For decision of our problem we must examine both the York case and the earlier case which it expounds, namely, Russell v. Todd. The latter was an action identical with ours here, for a stock assessment under this same provision of the Federal Farm Loan Act. The Court, finding such liability enforceable only by a single representative suit in equity, held inapplicable the New York three-year statute of limitations governing actions against directors or stockholders of banking associations, N.Y. Civil Practice Act, § 49, par. 4, citing state decisions holding this provision inapplicable to purely equitable remedies.

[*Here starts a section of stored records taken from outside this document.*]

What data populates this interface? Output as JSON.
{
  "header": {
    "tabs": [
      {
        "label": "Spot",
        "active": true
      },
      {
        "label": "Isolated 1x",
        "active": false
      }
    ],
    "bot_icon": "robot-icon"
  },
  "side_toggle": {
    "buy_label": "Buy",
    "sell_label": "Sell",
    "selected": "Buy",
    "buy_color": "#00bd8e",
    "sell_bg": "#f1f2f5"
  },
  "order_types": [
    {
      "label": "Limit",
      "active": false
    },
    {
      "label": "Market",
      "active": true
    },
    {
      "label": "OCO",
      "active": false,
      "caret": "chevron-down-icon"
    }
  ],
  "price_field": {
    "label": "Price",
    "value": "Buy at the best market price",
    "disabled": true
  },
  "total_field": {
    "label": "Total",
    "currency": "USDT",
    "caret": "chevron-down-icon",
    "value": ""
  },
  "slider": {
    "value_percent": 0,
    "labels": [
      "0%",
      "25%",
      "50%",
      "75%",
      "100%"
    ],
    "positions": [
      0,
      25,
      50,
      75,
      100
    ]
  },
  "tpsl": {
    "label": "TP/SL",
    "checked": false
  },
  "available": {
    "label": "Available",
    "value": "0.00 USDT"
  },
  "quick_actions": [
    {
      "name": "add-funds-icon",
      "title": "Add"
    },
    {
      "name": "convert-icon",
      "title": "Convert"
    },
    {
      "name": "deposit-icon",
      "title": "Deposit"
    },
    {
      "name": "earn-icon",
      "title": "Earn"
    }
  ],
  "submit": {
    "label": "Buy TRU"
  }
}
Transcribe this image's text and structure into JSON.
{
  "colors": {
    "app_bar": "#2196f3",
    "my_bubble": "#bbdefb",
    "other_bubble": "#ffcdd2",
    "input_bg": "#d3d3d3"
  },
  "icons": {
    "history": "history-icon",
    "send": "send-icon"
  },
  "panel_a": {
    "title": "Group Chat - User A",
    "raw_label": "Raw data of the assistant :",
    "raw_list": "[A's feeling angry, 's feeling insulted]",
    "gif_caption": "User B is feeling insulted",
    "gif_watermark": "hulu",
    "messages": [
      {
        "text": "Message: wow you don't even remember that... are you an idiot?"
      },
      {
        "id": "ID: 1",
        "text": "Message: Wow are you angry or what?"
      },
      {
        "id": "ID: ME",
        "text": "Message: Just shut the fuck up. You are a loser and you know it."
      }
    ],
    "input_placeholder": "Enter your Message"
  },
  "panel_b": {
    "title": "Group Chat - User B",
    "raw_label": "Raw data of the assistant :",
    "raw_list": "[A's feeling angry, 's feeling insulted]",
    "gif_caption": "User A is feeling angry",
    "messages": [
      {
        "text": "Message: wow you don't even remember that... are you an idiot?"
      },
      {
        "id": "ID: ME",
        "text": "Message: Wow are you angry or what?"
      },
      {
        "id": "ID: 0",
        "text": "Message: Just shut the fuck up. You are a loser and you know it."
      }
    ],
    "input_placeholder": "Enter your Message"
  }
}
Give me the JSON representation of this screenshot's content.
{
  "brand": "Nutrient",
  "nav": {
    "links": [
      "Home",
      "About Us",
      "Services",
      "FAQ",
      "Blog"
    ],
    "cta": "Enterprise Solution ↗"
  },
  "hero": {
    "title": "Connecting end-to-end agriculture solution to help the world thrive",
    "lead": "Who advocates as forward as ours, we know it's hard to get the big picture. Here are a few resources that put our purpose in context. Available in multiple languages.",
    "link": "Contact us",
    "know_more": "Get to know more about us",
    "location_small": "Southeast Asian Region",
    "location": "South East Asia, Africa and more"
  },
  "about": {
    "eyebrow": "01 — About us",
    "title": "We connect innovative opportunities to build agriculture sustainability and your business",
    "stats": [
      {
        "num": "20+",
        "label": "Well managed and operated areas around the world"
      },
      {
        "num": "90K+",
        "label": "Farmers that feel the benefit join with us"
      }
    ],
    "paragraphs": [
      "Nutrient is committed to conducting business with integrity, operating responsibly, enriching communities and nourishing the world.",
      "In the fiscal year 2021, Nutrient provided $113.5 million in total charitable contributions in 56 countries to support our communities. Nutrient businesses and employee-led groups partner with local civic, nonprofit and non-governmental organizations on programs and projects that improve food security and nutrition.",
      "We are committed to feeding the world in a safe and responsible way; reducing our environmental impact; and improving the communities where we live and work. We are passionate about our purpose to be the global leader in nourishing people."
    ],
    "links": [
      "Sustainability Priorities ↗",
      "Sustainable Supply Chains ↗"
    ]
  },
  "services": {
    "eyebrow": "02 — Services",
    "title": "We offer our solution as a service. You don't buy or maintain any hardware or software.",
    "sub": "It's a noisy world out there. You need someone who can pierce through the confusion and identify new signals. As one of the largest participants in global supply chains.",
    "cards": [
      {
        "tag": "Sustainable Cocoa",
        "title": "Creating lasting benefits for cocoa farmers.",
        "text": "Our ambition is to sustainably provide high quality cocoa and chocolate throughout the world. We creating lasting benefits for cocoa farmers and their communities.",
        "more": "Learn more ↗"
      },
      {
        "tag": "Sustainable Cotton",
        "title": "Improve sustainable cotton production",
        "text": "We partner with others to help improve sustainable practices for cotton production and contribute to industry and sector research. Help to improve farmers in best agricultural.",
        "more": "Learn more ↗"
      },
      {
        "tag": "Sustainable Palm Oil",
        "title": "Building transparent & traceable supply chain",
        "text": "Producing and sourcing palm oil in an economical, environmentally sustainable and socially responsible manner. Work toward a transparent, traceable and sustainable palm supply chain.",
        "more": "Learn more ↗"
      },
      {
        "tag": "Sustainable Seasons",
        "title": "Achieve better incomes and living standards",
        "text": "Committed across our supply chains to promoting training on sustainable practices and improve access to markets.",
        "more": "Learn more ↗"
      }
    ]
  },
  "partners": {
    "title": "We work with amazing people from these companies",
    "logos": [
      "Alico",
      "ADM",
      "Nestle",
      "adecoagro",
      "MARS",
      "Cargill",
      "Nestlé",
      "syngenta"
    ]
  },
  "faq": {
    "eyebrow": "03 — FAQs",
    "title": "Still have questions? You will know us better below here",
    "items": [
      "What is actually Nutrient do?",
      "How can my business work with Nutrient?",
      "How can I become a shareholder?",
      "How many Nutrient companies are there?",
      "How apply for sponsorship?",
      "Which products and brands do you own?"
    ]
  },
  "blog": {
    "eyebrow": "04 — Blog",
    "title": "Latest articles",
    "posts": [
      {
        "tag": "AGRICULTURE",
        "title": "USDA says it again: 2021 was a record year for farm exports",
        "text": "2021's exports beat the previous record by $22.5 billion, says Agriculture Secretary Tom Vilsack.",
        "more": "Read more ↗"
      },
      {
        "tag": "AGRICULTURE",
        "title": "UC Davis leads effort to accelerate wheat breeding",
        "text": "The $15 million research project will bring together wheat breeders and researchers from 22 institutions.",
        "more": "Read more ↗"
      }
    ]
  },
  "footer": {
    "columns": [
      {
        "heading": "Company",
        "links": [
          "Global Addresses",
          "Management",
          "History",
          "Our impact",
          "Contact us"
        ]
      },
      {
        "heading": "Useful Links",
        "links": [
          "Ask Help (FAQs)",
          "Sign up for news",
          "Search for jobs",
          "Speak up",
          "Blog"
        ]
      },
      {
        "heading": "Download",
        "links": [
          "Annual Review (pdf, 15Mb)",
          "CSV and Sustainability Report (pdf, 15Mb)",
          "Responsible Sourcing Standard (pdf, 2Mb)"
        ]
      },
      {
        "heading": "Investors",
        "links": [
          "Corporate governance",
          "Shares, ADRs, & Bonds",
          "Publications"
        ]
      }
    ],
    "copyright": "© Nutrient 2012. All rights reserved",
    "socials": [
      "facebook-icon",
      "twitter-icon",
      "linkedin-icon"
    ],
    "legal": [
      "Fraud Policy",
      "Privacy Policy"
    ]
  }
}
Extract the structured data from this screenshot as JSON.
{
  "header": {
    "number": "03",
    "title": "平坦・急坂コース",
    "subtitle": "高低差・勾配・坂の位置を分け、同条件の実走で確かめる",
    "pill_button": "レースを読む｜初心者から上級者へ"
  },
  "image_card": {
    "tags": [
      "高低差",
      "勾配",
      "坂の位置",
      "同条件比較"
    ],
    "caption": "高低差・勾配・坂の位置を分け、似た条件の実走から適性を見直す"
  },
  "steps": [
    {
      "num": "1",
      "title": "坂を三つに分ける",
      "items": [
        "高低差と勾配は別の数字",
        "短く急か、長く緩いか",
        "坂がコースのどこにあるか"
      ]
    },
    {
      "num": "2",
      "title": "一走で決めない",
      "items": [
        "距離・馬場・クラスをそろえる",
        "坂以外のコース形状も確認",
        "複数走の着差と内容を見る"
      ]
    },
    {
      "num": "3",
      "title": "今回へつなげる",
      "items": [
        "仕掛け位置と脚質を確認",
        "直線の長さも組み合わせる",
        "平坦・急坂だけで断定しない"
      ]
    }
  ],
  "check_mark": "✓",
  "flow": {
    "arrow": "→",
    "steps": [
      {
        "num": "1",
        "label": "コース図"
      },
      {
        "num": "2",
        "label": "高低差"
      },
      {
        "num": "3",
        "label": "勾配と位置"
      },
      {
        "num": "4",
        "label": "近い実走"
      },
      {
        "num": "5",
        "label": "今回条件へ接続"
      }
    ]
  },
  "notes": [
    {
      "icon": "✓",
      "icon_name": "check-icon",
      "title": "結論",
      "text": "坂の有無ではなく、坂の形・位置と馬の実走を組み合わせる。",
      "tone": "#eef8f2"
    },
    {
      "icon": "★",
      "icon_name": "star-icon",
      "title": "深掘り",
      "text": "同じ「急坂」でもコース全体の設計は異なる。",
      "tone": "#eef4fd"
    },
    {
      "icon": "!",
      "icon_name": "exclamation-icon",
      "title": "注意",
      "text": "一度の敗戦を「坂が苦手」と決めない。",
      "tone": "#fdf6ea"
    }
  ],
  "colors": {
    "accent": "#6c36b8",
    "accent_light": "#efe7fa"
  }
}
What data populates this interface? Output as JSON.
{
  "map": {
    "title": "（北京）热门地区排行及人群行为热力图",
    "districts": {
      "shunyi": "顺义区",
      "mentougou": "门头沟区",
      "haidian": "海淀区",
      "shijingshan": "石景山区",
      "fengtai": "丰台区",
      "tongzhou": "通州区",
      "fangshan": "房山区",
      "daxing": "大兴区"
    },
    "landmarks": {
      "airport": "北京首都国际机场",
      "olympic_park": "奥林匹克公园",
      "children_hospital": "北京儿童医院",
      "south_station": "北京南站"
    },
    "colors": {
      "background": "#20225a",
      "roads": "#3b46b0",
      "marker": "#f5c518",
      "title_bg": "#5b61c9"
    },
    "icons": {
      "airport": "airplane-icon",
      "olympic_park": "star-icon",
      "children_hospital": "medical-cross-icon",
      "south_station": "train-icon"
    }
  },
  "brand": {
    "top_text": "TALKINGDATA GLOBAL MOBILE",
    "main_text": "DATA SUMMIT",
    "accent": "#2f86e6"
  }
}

It did not have occasion to pass on the ten-year statute (the action there being brought three years and eight months after it accrued), which under state decisions unquestionably affects all forms of equity suits. Equity Corporation v. Groves, 294 N.Y. 8, 60 N.E.2d 19; Ford v. Clendenin, 215 N.Y. 10, 16, 109 N.E. 124, Ann.Cas.1917A, 658; Gilmore v. Ham, 142 N.Y. 1, 6, 36 N.E. 826, 40 Am.St.Rep. 554; Mencher v. Richards, 256 App.Div. 280, 282, 9 N.Y.S.2d 990. In fact it answered the claim that under New York law laches was not a defense and that in the light of Erie R. Co. v. Tompkins, 304 U.S. 64, 58 S.Ct. 817, 82 L.Ed. 1188, 114 A.L.R. 1487, and Ruhlin v. New York Life Ins. Co., 304 U.S. 202, 58 S.Ct. 860, 82 L.Ed. 1290, federal courts "are no longer free to apply a different rule" in the exercise of their statutory equitable jurisdiction by saying, 309 U.S. at page 294, 60 S.Ct. at page 534, 84 L.Ed. 754: "But in this case laches has not been held to be a defense and the Court has not declined to give effect to a state statute shown to be applicable. In the circumstances we have no occasion to consider the extent to which federal courts, in the exercise of the authority conferred upon them by Congress to administer equitable remedies, are bound to follow state statutes and decisions affecting those remedies."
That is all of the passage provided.